Officials working on the rail system’s initial Red Line, comprising 10 underground stations, said the area affected by increased traffic could span a radius of more than 25 miles — reaching as far north as the city of Netanya, Ashdod to the south and Modi’in to the east — and exacerbate an already overtaxed network of highways and roads.

A map of the planned light rail system for central Israel (Courtesy: NTA)

A map of the planned light rail system for central Israel (Courtesy: NTA)

Last week, NTA, the company charged with the execution of the system, also announced plans for the forthcoming Green Line, connecting Tel Aviv to Herzliya in the north and Holon in the south, with stops at Tel Aviv University and municipal business districts. (The plans are subject to pubic comment, and are pending approval.)

The Tel Aviv light rail project has been a pipe dream of residents and politicians in the coastal city for nearly two decades, with signs around town declaring the start of construction now comically out of date.

Jerusalem’s light rail system, which opened over budget in the fall of 2011, faced its own set of challenges and controversy, along with hope that it might unite a culturally divided city (a hope that was diminished after riots last summer).

For Tel Aviv, NTA has released maps of the proposed transit lines and a list of benefits to denizens, which include a reduction in pollution and a quicker, more efficient trip to work.

The government and NTA hope to alleviate some of the gridlock from construction by adjusting traffic patterns, adding parking lots outside of town and expanding park-and-ride options (though some say not nearly enough), widening bus lanes and cracking down on private cars catching a ride on those dedicated bus lanes.

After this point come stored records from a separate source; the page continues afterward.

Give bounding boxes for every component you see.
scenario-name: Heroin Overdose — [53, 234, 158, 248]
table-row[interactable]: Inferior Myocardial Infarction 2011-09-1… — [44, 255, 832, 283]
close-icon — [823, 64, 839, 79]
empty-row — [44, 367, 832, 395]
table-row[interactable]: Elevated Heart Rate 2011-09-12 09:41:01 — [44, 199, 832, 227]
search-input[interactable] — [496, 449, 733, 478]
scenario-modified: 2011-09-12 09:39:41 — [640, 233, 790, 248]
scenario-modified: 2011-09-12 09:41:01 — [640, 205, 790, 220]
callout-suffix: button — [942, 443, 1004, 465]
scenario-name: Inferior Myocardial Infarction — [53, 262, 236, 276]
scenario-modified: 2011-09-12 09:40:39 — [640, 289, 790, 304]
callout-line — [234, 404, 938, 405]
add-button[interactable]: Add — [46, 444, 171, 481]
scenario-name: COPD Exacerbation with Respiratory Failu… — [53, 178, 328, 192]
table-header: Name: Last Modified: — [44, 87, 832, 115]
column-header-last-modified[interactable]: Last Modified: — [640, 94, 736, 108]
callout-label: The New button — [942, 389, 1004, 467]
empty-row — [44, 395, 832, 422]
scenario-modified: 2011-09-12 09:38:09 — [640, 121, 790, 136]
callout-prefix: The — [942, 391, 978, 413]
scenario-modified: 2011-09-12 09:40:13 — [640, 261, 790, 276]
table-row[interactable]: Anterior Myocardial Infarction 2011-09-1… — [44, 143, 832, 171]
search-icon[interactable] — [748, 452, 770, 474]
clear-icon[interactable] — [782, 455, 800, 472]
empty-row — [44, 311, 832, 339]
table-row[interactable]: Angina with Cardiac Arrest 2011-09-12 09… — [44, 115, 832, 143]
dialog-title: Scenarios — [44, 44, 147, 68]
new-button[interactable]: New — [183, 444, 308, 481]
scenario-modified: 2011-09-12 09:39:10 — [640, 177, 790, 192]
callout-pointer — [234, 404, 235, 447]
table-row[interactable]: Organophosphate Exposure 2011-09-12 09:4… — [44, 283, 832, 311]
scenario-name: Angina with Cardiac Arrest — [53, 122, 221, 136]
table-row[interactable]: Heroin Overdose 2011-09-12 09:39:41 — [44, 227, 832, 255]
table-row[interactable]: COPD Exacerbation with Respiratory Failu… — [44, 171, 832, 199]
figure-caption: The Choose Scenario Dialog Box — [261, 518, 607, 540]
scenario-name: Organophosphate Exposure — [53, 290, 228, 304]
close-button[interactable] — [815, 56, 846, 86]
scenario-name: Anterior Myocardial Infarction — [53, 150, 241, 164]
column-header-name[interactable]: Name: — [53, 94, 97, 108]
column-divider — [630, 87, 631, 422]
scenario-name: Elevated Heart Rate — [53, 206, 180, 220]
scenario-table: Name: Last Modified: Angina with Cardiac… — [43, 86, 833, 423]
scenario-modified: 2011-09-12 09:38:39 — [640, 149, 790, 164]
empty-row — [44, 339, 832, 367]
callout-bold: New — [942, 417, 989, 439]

Adding to the effort to ease congestion, Israel Railways is planning to ramp up train service during peak hours, and additional buses have been added to the city’s arsenal.

The Tel Aviv police force is also preparing for a seismic shift in the city’s traffic habits by beefing up its staff by 160 officers to oversee the construction, Haaretz reported. Additionally, it will increase the number of workers at its call center to handle the expected onslaught of complaints.

Meanwhile, the Red Line, running between Petach Tikva and Bat Yam, is slated to open in 2021.